Le café Sidi Chebaane à Sidi Bou Saïd n’est pas le café Hafa de Tanger. A Sidi Bou Saïd, le soleil ne ralentit pas les scènes. On cherchera en vain les chaleurs et paresses d’habitude. Tanger, elle, possède un lieu ou les images prennent leur temps et les bruits résonnent plus juste, que les gestes ne justifient plus. C’est le café Hafa, et dans une moindre mesure la Terrasse des Paresseux, surplombant le marché et ouverte sur la ville basse, le port ou le jour pose très fort sa chape de plomb.
A Tanger, on ne parle que du vent. Souvent, la mer devient folle et les marins sont incapables de prévoir le courant, surtout lorsque souffle le vent d’est qu’on appelle l’ene ou encore à la manière espagnole, le levante, mais que tout le monde ici connait sous le nom de chergui. Il peut se déchainer en toute saison. Quelquefois, lorsque le chergui s’engouffre furieusement dans le détroit, on dirait que la terre tremble et on jurerait que la ville s’apprête à glisser dans la mer, à s’enfoncer dans les limbes, hafa, justement.
Le café Sidi Chebaane est sage, bien plus sage, surtout lorsqu’on s’y présente à la tombée du jour, quand la baie s’éteint dans ce rougeoiement qui la tient en haleine. Qu’une pluie s’abatte subitement sur la colline ou que la chaleur cuise la côte, on y est à l’abri, en sécurité sous les grands parasols. Sidi Chebaane est un café sans histoire, vieux et stérile, tandis que le Hafa continue de bâtir la sienne, avec quelque chose de triste dans le regard. A Sidi Chebaane, c’est un monde susurré que l’on entend, truffé d’ombres et de rumeurs.
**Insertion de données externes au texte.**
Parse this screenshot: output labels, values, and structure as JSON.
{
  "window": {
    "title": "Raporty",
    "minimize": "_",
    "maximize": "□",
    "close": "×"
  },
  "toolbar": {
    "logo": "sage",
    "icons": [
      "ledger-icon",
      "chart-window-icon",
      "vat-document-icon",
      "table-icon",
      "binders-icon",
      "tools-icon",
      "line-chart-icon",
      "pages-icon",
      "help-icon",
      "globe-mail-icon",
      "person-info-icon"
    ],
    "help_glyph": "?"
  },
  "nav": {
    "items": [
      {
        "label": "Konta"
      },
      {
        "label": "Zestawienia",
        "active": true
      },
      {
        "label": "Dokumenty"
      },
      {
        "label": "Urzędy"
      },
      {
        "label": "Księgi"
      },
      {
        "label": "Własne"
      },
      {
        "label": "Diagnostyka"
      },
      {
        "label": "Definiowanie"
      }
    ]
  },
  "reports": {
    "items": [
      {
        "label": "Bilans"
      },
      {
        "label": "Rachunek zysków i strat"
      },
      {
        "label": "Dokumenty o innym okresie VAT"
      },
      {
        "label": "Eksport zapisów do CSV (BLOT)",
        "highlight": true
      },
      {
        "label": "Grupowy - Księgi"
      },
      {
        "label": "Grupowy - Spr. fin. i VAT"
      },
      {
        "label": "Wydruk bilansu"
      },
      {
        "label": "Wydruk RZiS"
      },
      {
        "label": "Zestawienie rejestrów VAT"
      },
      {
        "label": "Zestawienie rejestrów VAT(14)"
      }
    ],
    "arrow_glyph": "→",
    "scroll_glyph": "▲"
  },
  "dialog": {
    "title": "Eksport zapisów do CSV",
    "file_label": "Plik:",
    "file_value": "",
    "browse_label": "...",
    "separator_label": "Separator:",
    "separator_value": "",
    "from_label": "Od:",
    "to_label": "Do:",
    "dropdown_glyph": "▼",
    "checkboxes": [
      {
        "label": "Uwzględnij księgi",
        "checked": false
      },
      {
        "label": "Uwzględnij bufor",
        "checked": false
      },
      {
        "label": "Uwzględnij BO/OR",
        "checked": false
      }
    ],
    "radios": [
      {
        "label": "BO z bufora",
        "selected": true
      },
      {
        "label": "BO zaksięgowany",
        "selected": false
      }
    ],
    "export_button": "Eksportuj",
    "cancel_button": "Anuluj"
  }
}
Les murmures se confondent et produisent rien qu’une nappe sonore éprouvante. Au café Hafa, les sons retombent oubliés et les conversations semblent venir de très loin devant ce panorama princier qu’est le détroit, ce gouffre rempli d’une lumière uniformément décolorée avec les côtes espagnoles dont la proximité est troublante. La café Sidi Chebaane, lieu de l’accumulation inutile, est comme le prolongement des vacances, de la farniente avec sa plage, son petit port de plaisance situé à ses pieds quand la montagne jaillit d’en dessous du café Hafa et annonce de grands parcours de nuage. La nuit, on entend les hommes tapis dans l’ombre, éclairés par le seul rougeoiement du petit morceau de charbon se consumant à l’extrémité de le narguilé jouer de la darbouka et chanter pour personne sinon la mer, les étoiles, les noyés, vous, peut-être. Hafa, auquel va ma préférence, naturellement.